For the language model, the OSCAR dataset has 64GB of Portuguese text: https://traces1.inria.fr/oscar/

edresson1 · January 7, 2020, 1:55pm

Thanks so much for your reply :), I will soon recreate the language model.

At the moment I mapped the accents from Portuguese to 'letter (example mapping: ç ->'c, the letter á -> 'a).
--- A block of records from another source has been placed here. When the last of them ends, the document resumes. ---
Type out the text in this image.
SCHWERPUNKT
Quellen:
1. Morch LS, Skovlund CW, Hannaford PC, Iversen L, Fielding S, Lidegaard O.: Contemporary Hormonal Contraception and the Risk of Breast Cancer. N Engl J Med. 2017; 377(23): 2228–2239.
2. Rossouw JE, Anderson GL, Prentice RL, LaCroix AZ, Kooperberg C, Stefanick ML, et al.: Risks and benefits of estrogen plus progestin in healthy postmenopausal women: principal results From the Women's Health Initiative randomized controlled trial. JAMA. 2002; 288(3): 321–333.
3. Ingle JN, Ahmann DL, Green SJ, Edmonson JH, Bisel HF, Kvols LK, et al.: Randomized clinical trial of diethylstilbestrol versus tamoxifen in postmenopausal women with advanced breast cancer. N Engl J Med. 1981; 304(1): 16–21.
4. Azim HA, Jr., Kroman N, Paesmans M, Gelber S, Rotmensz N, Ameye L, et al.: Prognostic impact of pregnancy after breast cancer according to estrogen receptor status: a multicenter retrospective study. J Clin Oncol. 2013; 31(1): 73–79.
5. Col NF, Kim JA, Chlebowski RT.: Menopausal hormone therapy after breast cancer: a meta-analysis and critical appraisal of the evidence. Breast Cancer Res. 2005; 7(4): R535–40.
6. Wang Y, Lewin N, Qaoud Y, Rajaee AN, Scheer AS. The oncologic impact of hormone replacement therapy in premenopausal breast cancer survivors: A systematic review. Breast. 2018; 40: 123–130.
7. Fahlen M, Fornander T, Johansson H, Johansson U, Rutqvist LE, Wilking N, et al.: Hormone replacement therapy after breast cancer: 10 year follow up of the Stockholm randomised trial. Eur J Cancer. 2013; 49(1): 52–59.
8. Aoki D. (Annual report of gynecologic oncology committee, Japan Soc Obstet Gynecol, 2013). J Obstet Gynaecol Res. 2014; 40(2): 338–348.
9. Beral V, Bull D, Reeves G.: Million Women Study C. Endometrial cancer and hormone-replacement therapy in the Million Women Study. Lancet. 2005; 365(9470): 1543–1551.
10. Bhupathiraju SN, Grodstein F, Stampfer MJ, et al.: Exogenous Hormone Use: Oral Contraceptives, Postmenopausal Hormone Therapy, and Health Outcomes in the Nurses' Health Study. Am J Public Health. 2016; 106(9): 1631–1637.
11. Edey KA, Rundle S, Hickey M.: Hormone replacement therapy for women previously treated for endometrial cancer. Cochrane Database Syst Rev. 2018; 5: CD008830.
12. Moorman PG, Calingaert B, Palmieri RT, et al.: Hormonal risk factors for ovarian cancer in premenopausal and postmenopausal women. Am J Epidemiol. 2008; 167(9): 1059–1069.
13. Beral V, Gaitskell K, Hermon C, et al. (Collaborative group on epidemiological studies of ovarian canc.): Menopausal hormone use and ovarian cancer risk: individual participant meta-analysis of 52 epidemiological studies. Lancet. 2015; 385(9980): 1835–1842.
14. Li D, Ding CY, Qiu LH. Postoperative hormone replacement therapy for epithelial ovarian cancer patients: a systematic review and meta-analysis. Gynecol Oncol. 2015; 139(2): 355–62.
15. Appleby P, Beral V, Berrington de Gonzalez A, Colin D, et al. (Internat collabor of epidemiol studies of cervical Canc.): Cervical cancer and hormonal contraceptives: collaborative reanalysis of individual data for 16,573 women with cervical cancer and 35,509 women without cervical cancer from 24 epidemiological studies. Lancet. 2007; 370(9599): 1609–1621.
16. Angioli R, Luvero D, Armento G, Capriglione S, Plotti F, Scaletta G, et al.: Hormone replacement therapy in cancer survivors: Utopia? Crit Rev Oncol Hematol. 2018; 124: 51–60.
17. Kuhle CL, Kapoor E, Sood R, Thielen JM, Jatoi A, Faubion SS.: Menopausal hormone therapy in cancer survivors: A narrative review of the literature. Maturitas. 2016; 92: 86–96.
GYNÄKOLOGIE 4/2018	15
After I was able to use transfer learning from the pre-trained English model and I’m in epoch 27 with early stop and the model continues to decrease the loss. I had already done something similar in Voice Synthesis, and models that did not converge on a small base in Portuguese began to converge. When the training is over I will update them on the result.

reuben · January 7, 2020, 2:00pm

Nice, that’s really cool! We’ve attempted some transfer learning experiments with the English model before but nothing that worked very well with only a hundred hours of data or so. If this works for you it’d be great to know.

edresson1 · January 8, 2020, 11:29am

Hi, with transfer learning I didn’t get a good result (Test on …/…/datasets/ASR-Portuguese-Corpus-V1/metadata_test_200-tl.csv - WER: 0.749439, CER: 0.467458, loss: 60.035717), but it was better than the previous one. The model hardly learns accents (it is a difficult task since an ’ in front of the letter means another letter/accentuation). The model wrongly predicts most transcripts.

In the next version of DeepSpeech could you train the English model with all the accents of Portuguese and Spanish?

I believe this would help in transfer learning in these languages.